Engineering Contradictions & Design Principles
Engineering Contradiction Analysis
1Measurement precision
If traditional deep learning methods are used for map feature classification, then model accuracy can be improved, but computational resources and training data requirements increase significantly
Solution Approach 1:
The patent pre-trains a separate embedding network on large-scale map data to generate embedding layers that capture semantic relationships among map features. This preliminary action allows the main classification network to start with pre-processed, semantically-enriched features, reducing the computational burden during actual classification tasks while maintaining or improving accuracy
Solution Approach 2:
The patent introduces an embedding layer as an intermediary component between the input map data and the classification network. This embedding layer acts as a mediator that transforms raw map features into semantically-meaningful representations, enabling the classification network to work with more informative features and thereby improve accuracy while potentially reducing the need for extensive training data
2Measurement precision
If more training data is used to improve neural network performance, then classification accuracy improves, but the time and resources required for training increase
Solution Approach 1:
The embedding network is pre-trained separately on large-scale map data in advance, extracting and storing semantic relationships in embedding layers. This preliminary action allows the main classification task to benefit from pre-processed semantic knowledge without requiring the same extensive training time, thus reducing training time while maintaining prediction accuracy
Solution Approach 2:
The patent extracts semantic relationships from large-scale map data into separate embedding layers that can be reused across different classification tasks. By taking out and reusing these pre-extracted semantic representations, the system avoids re-processing the same large datasets for each classification task, significantly reducing training time while preserving accuracy
3Adaptability or versatility
If a single neural network is trained to perform multiple map-related tasks, then versatility is improved, but model complexity and training difficulty increase
Solution Approach 1:
The patent creates a universal embedding layer that can be applied across multiple different classification tasks and neural network architectures.

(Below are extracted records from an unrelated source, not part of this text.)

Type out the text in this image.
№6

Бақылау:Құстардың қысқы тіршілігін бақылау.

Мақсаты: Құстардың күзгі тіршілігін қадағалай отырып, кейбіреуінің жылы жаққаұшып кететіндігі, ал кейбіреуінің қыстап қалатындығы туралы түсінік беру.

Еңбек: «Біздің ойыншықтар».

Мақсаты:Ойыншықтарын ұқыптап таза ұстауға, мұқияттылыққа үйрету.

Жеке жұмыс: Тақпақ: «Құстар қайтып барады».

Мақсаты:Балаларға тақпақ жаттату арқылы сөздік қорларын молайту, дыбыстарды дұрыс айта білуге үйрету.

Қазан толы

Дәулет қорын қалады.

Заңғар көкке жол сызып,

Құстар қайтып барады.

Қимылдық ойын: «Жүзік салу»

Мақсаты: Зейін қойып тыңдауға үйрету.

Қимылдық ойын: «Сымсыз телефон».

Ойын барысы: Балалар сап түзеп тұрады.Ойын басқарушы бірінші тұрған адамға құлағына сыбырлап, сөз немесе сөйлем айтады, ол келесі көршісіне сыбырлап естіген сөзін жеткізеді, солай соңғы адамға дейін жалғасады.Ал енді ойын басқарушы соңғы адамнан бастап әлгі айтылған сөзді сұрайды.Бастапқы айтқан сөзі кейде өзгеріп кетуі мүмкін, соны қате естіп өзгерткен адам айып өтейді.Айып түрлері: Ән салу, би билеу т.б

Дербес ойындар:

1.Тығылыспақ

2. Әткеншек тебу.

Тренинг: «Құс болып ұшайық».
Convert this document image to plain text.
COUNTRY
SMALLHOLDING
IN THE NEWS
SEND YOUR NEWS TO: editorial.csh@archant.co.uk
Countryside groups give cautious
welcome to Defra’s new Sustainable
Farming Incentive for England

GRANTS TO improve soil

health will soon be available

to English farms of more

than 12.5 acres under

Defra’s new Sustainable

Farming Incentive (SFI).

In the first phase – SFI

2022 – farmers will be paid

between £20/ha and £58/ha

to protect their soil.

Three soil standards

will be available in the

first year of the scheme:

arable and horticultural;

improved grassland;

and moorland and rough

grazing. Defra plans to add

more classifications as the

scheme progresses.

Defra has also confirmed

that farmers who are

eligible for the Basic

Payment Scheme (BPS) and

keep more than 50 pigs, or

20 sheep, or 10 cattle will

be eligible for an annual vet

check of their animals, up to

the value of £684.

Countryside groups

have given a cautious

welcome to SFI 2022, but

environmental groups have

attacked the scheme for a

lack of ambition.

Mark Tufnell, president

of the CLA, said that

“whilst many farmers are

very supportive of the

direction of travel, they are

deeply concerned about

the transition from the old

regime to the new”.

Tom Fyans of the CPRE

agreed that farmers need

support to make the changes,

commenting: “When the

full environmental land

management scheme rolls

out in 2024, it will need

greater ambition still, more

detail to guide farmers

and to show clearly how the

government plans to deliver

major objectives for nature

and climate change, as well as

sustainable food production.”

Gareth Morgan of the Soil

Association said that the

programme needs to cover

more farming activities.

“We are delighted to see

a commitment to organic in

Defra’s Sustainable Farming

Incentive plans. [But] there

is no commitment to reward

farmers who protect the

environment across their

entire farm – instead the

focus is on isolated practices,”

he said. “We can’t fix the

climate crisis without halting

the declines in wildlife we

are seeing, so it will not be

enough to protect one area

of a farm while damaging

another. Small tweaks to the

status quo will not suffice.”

This embedding layer serves multiple functions by providing semantically-enriched features for various map-related classification problems, enabling versatility without requiring each task-specific model to be independently complex
Solution Approach 2:
The patent segments the machine learning system into two independent components: an embedding network that generates semantic representations and separate classification networks that perform specific tasks. This segmentation allows each component to be optimized independently, reducing overall model complexity while maintaining multi-task versatility through the shared embedding layer
Data Source
AI summary
An approach is provided for map embedded analytics. The approach, for instance, involves processing map data to extract one or more map features. The approach also involves training a first neural network to predict an embedding layer. The neural network is trained using the one or more extracted map features. The approach further involves generating the embedding layer using the first neural network. The embedding layer represents a semantic relationship among the one or more map features. The approach further involves providing the embedding layer as an output for embedding into a second neural network.